I don't know how people usually further filter structural variations, after making callings using multiple softwares (Pindel, CNVnator, Delly, Breakdancer, StriP.....you name it) ?
I'd like further prioritize those supported (reciprocal 70%) by at least two softwares. Does that sound reasonable? Intuitively I think so because SV identifications are still very noisy and technologically very challenging compared to SNP calling. I also saw some paper did the same (http://www.nature.com/articles/srep18501). But if I'm correct, in 1000Genome Project they "merged" to come up with a union based on output from 9 algorithms.
I proposed the above to my professors (they are geneticists but not bioinformaticians, basically have zero knowledge about NGS-based SV calling) and they thought "supported by at least two softwares" or "70% reciprocal overlap" are simply too arbitrary. How would I explain and convince them? Personally I think lots of procedures in SV calling and filter are indeed very arbitrary given the complex nature of structural variation and challenge for NGS-based calling.

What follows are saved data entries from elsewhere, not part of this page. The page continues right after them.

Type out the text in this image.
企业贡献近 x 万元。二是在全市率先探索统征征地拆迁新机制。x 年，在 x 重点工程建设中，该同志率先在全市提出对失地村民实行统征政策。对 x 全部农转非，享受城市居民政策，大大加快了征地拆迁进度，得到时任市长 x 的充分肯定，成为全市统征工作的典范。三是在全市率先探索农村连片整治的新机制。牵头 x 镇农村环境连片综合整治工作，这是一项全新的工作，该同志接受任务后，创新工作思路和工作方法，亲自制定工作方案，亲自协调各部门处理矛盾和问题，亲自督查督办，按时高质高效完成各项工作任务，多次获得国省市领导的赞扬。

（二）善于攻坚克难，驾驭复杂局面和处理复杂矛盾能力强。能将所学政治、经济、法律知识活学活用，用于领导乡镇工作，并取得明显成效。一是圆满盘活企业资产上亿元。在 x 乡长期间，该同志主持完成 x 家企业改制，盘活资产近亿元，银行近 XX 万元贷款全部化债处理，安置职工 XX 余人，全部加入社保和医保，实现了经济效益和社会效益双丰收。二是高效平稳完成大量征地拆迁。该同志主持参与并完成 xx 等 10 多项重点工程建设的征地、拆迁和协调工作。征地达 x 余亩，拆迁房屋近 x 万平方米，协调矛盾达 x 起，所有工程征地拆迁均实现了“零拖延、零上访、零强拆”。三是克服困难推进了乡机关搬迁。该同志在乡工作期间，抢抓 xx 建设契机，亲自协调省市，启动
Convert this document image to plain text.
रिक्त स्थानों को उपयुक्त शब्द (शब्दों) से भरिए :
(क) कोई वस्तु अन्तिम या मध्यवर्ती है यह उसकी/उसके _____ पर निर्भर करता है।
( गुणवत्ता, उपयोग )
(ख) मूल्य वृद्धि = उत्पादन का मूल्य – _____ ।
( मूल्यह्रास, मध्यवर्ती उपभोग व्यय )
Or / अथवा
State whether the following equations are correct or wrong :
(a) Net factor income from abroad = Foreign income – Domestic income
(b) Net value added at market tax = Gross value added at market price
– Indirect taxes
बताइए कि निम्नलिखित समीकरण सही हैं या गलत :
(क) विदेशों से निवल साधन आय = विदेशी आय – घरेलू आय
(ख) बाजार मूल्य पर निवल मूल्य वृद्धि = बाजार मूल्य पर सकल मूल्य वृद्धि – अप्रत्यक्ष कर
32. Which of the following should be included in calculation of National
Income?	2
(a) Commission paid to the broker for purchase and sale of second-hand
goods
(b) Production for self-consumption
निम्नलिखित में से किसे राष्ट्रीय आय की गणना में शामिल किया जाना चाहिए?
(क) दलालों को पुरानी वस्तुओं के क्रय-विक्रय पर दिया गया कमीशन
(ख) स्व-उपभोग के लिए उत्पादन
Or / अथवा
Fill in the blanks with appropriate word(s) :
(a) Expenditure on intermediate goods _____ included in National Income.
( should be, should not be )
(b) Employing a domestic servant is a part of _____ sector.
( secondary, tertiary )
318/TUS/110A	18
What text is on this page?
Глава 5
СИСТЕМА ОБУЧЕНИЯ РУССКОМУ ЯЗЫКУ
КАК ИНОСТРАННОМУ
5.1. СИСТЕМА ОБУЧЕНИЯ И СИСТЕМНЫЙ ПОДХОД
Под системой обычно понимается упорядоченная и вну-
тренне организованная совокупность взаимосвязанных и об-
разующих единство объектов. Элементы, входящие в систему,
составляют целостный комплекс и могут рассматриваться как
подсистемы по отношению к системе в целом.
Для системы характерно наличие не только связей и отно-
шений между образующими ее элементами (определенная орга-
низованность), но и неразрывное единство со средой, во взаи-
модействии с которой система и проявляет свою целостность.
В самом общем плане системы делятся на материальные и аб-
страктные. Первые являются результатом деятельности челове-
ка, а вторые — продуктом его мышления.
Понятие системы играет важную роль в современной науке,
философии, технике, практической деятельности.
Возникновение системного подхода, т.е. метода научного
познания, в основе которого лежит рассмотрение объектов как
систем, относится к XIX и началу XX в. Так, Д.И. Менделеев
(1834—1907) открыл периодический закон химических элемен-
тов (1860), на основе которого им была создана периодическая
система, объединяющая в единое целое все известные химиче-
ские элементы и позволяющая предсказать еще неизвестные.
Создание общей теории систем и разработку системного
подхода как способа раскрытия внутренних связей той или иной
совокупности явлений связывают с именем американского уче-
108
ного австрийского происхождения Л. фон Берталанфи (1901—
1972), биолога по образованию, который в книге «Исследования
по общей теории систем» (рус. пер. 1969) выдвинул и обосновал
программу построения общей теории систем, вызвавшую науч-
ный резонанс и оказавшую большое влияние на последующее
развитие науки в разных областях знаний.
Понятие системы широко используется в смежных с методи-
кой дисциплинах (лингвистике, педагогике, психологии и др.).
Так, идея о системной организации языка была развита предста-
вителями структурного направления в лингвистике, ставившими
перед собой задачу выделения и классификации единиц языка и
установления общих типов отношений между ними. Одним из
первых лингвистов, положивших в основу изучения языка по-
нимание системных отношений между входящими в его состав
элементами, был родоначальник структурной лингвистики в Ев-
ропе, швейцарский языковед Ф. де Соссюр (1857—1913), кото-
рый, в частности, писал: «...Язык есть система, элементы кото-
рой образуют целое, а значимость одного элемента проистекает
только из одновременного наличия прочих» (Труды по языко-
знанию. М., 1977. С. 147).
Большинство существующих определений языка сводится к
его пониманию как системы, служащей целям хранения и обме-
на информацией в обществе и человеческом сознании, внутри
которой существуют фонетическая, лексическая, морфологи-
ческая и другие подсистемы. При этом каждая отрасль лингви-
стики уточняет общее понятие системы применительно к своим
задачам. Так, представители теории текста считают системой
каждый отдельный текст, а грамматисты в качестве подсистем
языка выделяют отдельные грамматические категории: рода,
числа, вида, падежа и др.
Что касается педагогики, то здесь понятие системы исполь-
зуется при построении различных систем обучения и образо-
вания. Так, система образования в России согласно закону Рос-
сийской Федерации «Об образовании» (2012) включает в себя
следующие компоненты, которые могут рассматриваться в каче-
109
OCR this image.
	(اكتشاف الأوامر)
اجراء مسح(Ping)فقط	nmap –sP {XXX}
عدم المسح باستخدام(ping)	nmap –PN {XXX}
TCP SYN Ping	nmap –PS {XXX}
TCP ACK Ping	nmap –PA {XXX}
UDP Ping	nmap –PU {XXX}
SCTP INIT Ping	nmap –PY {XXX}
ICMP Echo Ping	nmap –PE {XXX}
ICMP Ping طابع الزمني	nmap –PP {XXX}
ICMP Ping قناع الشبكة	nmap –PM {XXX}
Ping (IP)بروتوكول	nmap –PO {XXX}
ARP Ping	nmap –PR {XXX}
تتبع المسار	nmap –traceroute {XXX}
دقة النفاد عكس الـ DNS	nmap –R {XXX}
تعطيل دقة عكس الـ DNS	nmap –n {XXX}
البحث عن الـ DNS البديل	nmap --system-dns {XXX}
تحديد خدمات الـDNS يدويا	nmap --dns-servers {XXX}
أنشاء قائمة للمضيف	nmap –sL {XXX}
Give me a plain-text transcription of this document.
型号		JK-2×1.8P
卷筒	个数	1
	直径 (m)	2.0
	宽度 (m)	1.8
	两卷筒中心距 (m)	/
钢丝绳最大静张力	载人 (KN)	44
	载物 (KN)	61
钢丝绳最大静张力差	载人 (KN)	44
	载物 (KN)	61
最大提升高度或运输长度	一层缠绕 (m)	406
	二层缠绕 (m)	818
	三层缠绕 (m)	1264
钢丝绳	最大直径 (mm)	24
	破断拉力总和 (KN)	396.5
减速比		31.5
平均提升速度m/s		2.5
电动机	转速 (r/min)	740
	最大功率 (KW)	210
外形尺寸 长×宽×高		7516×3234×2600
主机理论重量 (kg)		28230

Here are some thoughts about this:
(1) The most accurate consensus approach is probably merging across sequencing technologies such as merging an illumina and a PacBio call set.
(2) If you have only illumina data available then calls reported by multiple orthogonal methods should be better (e.g., merging a read-depth call set with a paired-end call set instead of merging 2 paired-end call sets).
(3) Assuming you are doing germline SV calling in a larger cohort then (a) create a separate population call set using each caller, (b) assess the FDR of each call set and (c) merge only call sets that pass a pre-defined FDR threshold.
(4) I actually do agree with your professors that current merging procedures are ad hoc and not satisfactory but still commonly applied because they appear to show an accuracy advantage (e.g. see MetaSV, PMID: 25861968). The merging itself can possibly be improved: (a) Require a reciprocal overlap threshold and a max. breakpoint offset (b) For common SVs, you can require in addition genotype concordance (c) You can try a repeat-aware merging of SVs (see PMID: 25979471).
Many thanks!
(1) Merging an illumina and Pacbio, here by "merge" you mean intersection or union?
(2) I only have illumina, again, "merging a read-depth call set with a paired-end", here by "merge" you mean intersection or union? Also, I ran CNVnator as read-depth caller, but I found Delly/Breakdancer share very few intersection with CNVnator. (But I pre-filtered CNVnator output setting certain p-value shreshold)
(3) I'm not doing germline SV calling in tumor, but similarly I'm trying to find rare/novel SV for neurological disease by filtering out common deletions in 1000Genome project. Btw, How to assess FDR? Using well-sequenced samples like NA12828? Or you mean to validate SV for my own samples using array/PCR?
For (1) and (2) I meant the intersection using a rec. overlap threshold and a max. breakpoint offset as constraints. For (3) an FDR estimate using your cohort of samples is better than using "only" NA12878 but not always feasible, of course.